Expat Indians from Middle East countries account for a large chunk of NRI investors who invest in stocks, debt and fixed income products
Fresh fund flows by non-resident Indians (NRIs) into portfolio management schemes (PMS) of investment advisory and financial services firms in India have seen a drop of up to 80 percent this year, a trend seen in line with foreign investors’ shrinking appetite for Indian market amidst concerns on growth and abrupt policy changes.
This is despite a massive increase in S&P Sensex – the flagship index of Bombay Stock Exchange (BSE) – most part of the year, crossing the all time record of 40,000 level in May this year.
“From a level of about $100 million during 2015-17, fund flows by NRIs in our PMS this year has trickled down to just about 10 percent of the earlier levels,” a fund manager with Equity Intelligence, a leading Indian portfolio management company with a large NRI clientele, told Arabian Business.
“Most of our NRI clienteles are only still holding on to their investments made 2-3 years ago - though their asset value have eroded 50-60 percent from their peaks in the last one year or so – and not allotting fresh funds for investments,” the fund manager added.
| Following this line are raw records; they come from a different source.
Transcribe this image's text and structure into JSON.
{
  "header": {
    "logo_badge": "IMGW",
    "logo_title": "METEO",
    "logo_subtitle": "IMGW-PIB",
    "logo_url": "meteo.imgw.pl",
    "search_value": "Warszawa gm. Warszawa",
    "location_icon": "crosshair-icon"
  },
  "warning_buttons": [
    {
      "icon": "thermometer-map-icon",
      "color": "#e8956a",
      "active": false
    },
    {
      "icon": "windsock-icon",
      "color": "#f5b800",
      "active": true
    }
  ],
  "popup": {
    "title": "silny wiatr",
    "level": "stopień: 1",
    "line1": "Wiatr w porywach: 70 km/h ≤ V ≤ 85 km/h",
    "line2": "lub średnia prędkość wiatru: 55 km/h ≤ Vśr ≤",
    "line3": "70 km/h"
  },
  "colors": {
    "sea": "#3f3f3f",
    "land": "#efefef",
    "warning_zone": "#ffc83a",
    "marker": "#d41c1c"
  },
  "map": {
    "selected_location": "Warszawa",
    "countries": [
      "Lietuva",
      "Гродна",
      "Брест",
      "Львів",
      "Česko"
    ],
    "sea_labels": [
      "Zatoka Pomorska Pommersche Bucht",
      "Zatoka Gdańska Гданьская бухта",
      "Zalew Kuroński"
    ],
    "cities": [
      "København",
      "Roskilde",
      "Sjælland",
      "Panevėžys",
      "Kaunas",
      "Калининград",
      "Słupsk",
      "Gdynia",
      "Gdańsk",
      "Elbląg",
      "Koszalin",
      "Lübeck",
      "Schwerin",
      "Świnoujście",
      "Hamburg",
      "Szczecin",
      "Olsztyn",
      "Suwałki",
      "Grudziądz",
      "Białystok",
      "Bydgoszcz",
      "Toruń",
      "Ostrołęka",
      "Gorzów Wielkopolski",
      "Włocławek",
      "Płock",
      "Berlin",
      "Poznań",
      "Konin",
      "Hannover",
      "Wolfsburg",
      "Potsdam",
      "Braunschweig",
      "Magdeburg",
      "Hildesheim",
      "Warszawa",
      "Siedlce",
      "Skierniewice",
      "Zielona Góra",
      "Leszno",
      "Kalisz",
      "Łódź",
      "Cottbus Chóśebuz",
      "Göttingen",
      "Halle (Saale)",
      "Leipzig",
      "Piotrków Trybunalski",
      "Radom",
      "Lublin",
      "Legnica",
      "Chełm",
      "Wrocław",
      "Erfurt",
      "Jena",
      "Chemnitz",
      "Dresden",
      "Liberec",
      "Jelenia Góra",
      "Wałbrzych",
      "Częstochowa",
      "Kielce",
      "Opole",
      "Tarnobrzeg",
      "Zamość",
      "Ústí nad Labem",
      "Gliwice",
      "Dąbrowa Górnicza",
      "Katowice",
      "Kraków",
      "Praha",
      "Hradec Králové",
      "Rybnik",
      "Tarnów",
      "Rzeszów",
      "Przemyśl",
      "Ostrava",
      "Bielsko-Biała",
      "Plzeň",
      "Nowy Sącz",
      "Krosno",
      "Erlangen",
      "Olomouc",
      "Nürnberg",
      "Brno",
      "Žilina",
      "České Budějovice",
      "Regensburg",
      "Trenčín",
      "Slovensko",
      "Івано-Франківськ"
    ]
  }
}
Expat Indians from Middle East countries account for a large chunk of NRI investors who invest in stocks, debt and fixed income products through PMS.
India has also been seeing significant pullout of funds by foreign portfolio investors (FPIs) in the past several months, with FPIs net selling equity and debt securities amounting to about $5.5 billion in FY 2019.
Fund managers is some of the other leading broking and investment advisory companies also corroborated the massive plunge in fresh NRI fund flow into their PMSs.
Motilal Oswal Financial Services, Emkay Global Financial Services, Geojit and Arihant Capital are among the other leading firms which run portfolio management schemes for both resident and non-resident Indians.
Besides investing through PMS, current year’s Indian budget has allowed NRIs to invest in Indian market through FPIs as well.
Market analysts said NRIs have seen major erosion in their invested capital in the Indian market in the last one to one-and-half years despite a massive jump in Sensex and Nifty, and that is the reason why they are staying away from the market.
“Though NRIs are sitting over surplus funds, they are reluctant to invest in the market back home due to the prevailing overall negative economic sentiment and the steep rise in Sensex, which is largely perceived to be not in sync with the ground economic situation or financial health of companies,” an analyst with Mumbai-based Kedia Commtrade and Research, has said.
Though Sensex and Nifty posted massive gains in most part of the year, data show that price rise in only handful of large cap shares is the major reason for the hype in the indices.
Thousands of mid-cap and small-cap shares have seen erosion of 40 to 90 percent value in their share prices in the last 12-18 months, market analysts said.
“We are currently recommending some select companies in mid-cap to our NRI clientele, as our research finds their current market prices are much below their potential and fundamental values,” the fund manager with Equity Intelligence said, adding that though the NRIs are still in a wait-and-watch mode.